If Sorkin believes that The Newsroom is depicting superheroes that don’t wear capes or disguises than the best (and rather timely) analogy would be that Sorkin is setting up Will McAvoy as Batman to the media’s Gotham. By setting News Night against these ugly truths he exposes them and has the potential to reach out to a wider audience who is unaware of these issues and make them question how exactly our corporate media apparatus works. One can only hope that by the end of the first season, discussion around The Newsroom won’t be stuck in the mud about its snappy dialogue, bombastic characters, or where James and Maggie are at relationship-wise, but on the real concerns its throwing in our face.
The only question remains is to what breadth Sorkin will take the show. Again, hitting at a lot of these core concerns early on ¨C ratings driving content, bias towards fairness, corporate influence ¨C seems to be setting them up as persistent obstacles along the way instead of just throwaway concerns, and with this latest episode we’re already getting hints at some behind the scenes scheming to push McAvoy and his show towards failure, but where can it be taken from here?
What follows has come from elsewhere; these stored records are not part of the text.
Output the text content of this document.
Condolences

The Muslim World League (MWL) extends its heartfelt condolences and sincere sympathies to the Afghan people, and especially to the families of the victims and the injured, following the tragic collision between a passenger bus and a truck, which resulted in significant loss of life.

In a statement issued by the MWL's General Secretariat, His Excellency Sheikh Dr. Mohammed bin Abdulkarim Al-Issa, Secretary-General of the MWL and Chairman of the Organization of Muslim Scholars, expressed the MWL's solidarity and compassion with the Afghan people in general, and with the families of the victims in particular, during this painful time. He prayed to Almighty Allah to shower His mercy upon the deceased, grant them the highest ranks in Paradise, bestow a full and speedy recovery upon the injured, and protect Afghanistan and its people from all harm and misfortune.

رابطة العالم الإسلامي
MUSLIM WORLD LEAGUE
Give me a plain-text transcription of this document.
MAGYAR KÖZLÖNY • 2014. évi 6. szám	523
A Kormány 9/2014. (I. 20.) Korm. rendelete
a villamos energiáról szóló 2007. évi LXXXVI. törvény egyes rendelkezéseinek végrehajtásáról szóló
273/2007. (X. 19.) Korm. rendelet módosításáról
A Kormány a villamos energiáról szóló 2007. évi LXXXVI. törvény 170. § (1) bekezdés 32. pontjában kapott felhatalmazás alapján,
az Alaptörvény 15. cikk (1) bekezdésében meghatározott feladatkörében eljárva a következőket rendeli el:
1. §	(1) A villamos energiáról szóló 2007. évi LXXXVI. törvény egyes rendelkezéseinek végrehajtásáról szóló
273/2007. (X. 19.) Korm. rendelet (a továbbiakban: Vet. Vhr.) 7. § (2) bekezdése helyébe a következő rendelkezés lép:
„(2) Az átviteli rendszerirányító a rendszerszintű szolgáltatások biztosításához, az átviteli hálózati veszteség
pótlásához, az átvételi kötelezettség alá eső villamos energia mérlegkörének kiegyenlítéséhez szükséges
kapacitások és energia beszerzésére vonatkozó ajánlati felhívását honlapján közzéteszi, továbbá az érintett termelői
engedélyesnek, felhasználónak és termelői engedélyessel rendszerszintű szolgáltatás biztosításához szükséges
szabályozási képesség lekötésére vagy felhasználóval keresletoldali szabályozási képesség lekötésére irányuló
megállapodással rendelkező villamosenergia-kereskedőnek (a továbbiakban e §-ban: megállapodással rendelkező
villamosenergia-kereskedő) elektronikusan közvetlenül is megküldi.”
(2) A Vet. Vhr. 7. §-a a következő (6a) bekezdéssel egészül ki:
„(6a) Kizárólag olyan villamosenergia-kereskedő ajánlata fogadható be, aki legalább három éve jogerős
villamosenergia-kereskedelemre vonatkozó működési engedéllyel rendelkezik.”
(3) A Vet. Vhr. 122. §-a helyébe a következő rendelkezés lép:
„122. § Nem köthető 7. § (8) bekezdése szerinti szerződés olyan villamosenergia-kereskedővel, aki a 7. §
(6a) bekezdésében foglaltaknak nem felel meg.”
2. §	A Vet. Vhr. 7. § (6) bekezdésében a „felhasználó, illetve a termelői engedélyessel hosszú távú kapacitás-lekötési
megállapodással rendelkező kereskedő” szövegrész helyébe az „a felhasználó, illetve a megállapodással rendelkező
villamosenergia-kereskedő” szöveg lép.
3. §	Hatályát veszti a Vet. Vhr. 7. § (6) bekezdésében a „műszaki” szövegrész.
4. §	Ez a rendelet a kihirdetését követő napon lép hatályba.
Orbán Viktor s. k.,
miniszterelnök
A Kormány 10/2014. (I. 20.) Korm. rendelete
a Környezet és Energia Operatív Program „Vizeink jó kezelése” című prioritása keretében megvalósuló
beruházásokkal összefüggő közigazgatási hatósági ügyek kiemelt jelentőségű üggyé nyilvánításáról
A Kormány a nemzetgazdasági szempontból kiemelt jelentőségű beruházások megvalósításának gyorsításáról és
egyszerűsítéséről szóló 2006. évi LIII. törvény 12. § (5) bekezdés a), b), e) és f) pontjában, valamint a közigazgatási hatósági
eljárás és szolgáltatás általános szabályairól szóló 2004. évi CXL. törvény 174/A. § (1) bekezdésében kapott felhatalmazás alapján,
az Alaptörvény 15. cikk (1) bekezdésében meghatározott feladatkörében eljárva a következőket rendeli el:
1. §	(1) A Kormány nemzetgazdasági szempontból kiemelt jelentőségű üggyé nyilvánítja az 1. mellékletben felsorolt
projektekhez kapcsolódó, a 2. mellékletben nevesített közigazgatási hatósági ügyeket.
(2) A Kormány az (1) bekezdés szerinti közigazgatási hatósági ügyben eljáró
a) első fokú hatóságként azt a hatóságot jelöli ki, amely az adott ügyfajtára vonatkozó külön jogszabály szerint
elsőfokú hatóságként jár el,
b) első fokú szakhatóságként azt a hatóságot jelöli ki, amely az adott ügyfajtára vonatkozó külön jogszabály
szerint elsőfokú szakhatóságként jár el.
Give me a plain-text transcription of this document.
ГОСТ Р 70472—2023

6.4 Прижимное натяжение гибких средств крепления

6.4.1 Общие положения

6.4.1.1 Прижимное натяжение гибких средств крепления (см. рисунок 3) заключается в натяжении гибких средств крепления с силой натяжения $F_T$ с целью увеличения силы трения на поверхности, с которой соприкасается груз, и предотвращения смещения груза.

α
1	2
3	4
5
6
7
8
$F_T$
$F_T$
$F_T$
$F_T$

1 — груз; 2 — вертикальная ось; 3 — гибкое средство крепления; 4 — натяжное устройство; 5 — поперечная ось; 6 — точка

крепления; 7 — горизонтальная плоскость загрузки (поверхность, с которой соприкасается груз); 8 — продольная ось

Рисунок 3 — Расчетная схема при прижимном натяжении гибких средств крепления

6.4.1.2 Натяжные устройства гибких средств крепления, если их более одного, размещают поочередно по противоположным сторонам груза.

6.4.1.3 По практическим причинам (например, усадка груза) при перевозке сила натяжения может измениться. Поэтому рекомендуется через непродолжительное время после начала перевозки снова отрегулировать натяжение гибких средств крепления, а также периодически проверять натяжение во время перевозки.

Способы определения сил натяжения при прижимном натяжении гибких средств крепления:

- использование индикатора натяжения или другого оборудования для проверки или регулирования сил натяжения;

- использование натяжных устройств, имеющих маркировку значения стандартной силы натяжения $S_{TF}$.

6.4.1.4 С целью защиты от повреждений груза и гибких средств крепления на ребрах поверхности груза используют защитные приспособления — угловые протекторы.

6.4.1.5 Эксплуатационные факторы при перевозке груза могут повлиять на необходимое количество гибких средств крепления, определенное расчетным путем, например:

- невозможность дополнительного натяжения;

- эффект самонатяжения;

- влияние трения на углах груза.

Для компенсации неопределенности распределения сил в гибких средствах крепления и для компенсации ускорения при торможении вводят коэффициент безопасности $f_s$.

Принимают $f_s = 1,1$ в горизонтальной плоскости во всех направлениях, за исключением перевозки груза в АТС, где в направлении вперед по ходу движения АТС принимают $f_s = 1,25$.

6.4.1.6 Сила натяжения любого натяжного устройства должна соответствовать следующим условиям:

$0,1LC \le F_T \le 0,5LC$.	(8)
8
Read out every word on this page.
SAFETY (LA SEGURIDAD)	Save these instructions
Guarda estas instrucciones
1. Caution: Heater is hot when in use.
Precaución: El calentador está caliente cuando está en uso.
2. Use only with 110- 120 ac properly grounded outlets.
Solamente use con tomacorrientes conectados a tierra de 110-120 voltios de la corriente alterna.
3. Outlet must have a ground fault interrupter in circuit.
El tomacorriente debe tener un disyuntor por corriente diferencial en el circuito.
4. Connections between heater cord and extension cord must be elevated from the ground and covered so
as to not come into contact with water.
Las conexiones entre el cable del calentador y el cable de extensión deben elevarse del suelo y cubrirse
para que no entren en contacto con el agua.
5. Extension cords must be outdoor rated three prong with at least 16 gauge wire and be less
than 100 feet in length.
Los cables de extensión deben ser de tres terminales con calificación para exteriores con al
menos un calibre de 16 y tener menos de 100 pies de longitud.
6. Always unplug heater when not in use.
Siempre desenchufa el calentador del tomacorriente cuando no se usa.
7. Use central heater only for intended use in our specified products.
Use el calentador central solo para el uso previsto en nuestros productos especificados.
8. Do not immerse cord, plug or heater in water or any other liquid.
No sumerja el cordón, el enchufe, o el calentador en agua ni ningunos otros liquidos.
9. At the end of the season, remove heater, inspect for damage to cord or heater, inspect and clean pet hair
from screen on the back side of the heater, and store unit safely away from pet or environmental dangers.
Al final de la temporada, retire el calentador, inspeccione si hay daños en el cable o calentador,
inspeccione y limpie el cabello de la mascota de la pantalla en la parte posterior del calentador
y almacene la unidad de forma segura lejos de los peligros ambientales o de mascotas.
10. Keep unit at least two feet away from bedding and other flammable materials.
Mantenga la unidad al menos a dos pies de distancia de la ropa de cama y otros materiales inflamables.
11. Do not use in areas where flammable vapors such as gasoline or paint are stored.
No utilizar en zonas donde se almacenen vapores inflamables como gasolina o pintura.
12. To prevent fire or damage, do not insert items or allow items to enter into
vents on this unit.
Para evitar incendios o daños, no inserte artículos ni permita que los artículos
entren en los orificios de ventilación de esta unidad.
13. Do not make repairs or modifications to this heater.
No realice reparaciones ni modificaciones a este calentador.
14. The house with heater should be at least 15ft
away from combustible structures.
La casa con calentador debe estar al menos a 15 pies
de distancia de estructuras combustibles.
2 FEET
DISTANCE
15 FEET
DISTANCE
The show has done a good job of highlighting the Koch brothers’ influence in politics and has name dropped both the Citizens United ruling and a number of actual Political Action Committees through which these kinds of influence work and that kind of info-dumping, if you will, while blatant, needs to continue.
It will be interesting to see how the show handles a millionaire conservative news anchor reporting on the Occupy Wall Street protests, and if there’s any internal struggle to be had, it will be between the older generation he and Charlie represent and the younger news staff who may want to shed more light on it than McAvoy thinks would be permissible. Shooting down hypocrisy in Republican targets is easy, but will the show turn its eye towards the Democrats, who have had just as much controversy and are as complicit in our modern state of affairs as their red-tied compadres across the aisle? We’ve also received bits of education on complex economic issues, such as prosecuting financial crime and Sloan literally lecturing Mackenzie on the Glass-Steagall Act. Much in the same way that The Newsroom reveals the hidden world of the media, it can also reveal the hidden details to news stories we didn’t get, the kinds of details that get pushed to the side for being too muddled or, frankly, too controversial. And with the way the show as been burning through lengths of time, one wonders if it will end up hitting the modern day quicker than expected.
The show has its flaws on a surface level, but if you’re watching carefully, then you should be applauding what’s submerged beneath, and hooking anyone and everyone you can onto it before it gets lost in the rain.